By Ed Zhao ’12
Photo Courtesy of Eddie Anduar ’15, Conner Christiansen ’15 and Andrew Burnett ’15
Spongebob Squarepants character Patrick Star motions to the left, a sense of urgency in his eyes. He is addressing a concerned crowd of Bikini Bottom residents and holds their rapt attention: many of his listeners have their mouths agape while their beady eyes follow Patrick intently. The caption above reads, “Let’s take all the weird artsy kids.” Then Patrick motions to the right, and the next caption states, “And put them at the bottom of the hill.”
The scene is from a Facebook page that comment on the quirks of Lafayette College. It’s all part of a recent explosion of college memes and it’s fairly easy to explain their popularity. They humorously underscore unique traits concerning our universities while functioning as a gigantic inside joke. The Lafayette page, created by Libby Lucy ‘15 on February 8 of this year, already boasts some 70 memes and 268 members, as of press time.
“I started the Laf Memes Facebook page after I saw in my news feed that one of my close friends had just joined her college’s meme group,” Lucy explains. “I went to the page, looked at some of [them] and decided that Laf had a lot of good meme material.”
Adding to the popularity of these images is the ease of creation. Students simply draw on the vast store of images already ingrained within interwebs culture and then they add their own insightful captions. The humor can stem from the plausibility of truth behind these words or sometimes it’s the disconnect between image and caption. One such college freshman meme reads, “Bro, I’m so ready to rage.
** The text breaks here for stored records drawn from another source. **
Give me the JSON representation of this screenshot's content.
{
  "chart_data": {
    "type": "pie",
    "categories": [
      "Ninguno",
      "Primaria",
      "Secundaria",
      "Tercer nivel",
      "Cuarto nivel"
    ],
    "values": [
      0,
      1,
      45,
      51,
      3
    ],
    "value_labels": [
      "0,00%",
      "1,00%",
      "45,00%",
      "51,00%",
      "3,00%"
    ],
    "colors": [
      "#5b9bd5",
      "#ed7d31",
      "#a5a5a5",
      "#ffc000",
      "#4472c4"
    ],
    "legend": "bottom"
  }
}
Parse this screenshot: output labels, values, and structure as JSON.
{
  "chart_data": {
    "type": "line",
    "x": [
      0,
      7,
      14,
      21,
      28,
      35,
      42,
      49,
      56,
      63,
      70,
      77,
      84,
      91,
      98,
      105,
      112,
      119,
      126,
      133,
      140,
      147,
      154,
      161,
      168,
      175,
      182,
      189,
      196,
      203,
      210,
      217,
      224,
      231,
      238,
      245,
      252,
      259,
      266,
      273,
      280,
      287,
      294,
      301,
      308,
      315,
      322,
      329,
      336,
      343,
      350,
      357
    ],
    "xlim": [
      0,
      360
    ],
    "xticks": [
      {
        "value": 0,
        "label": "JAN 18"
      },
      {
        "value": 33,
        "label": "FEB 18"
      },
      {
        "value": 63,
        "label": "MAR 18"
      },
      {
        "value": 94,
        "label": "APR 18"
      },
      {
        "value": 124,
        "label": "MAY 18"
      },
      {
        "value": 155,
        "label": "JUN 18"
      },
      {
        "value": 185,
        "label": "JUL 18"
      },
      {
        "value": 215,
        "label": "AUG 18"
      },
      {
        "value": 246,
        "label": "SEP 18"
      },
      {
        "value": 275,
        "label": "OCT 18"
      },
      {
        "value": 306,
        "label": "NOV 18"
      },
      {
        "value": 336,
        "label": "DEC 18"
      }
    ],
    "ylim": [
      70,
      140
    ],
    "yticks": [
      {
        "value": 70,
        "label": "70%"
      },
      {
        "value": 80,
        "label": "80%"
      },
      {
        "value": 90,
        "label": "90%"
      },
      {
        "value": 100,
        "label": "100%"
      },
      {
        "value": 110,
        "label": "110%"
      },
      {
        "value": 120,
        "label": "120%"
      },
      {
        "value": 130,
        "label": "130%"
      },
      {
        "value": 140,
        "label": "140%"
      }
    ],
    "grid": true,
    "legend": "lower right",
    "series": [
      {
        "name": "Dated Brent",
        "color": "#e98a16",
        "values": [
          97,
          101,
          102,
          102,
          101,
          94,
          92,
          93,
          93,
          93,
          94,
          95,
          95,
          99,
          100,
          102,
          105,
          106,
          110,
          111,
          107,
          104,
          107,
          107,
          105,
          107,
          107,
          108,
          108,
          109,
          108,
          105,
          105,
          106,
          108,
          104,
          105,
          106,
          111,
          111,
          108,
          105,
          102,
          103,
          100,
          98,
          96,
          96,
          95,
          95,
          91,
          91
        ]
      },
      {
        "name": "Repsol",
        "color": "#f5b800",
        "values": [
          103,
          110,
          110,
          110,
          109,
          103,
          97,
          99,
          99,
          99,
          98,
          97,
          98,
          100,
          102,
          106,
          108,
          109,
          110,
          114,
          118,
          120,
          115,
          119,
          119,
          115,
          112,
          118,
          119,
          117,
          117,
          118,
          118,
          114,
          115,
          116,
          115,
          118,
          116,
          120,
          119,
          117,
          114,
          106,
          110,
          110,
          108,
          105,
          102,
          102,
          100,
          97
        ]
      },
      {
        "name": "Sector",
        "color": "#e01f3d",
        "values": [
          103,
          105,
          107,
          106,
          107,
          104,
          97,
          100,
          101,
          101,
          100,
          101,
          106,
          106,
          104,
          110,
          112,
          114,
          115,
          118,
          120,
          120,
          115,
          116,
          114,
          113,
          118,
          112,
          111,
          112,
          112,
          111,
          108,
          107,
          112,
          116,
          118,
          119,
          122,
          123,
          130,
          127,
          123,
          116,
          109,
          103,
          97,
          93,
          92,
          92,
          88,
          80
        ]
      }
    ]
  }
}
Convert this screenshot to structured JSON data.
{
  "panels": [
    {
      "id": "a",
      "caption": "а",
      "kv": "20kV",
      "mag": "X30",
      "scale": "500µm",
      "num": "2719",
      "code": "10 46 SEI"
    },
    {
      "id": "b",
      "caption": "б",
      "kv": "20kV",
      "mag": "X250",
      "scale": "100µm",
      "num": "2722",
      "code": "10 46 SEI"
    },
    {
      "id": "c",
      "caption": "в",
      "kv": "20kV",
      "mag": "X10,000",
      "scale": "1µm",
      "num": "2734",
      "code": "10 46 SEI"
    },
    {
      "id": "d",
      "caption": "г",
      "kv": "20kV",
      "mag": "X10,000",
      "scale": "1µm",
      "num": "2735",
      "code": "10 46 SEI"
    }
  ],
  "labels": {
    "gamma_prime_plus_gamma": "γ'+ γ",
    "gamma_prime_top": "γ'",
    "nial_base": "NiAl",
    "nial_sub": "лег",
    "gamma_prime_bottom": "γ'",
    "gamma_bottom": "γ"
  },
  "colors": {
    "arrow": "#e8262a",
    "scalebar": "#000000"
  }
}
Goes to the Spot.”
Many of these memes do require a rudimentary grasp of the associated picture. Success kid is fairly straightforward as it depicts a child celebrating an event, such as finding an empty Skillman workstation on Sunday night. Others, like First World Problems, require some context. These depict a woman in tears as she overreacts to a dilemma that only privileged countries would face. One such Lafayette example is “Gets to Simon at 5:50. Line already back to Rubin.”
In tracing the history of this phenomenon, the first such page was by Florida International University of Miami on October 1, 2011. It lamented their football team’s inability to catch touchdowns and such pages quickly gained popularity. The concept spread to various colleges in the following months and now many of our news feeds are inundated with memes that are incomprehensible to outsiders.
But for those who are part of the college, these memes are usually received with a chuckle. Matt Green ‘12 adds, “It’s interesting because it’s something only Lafayette students understand. It’s really just for us.”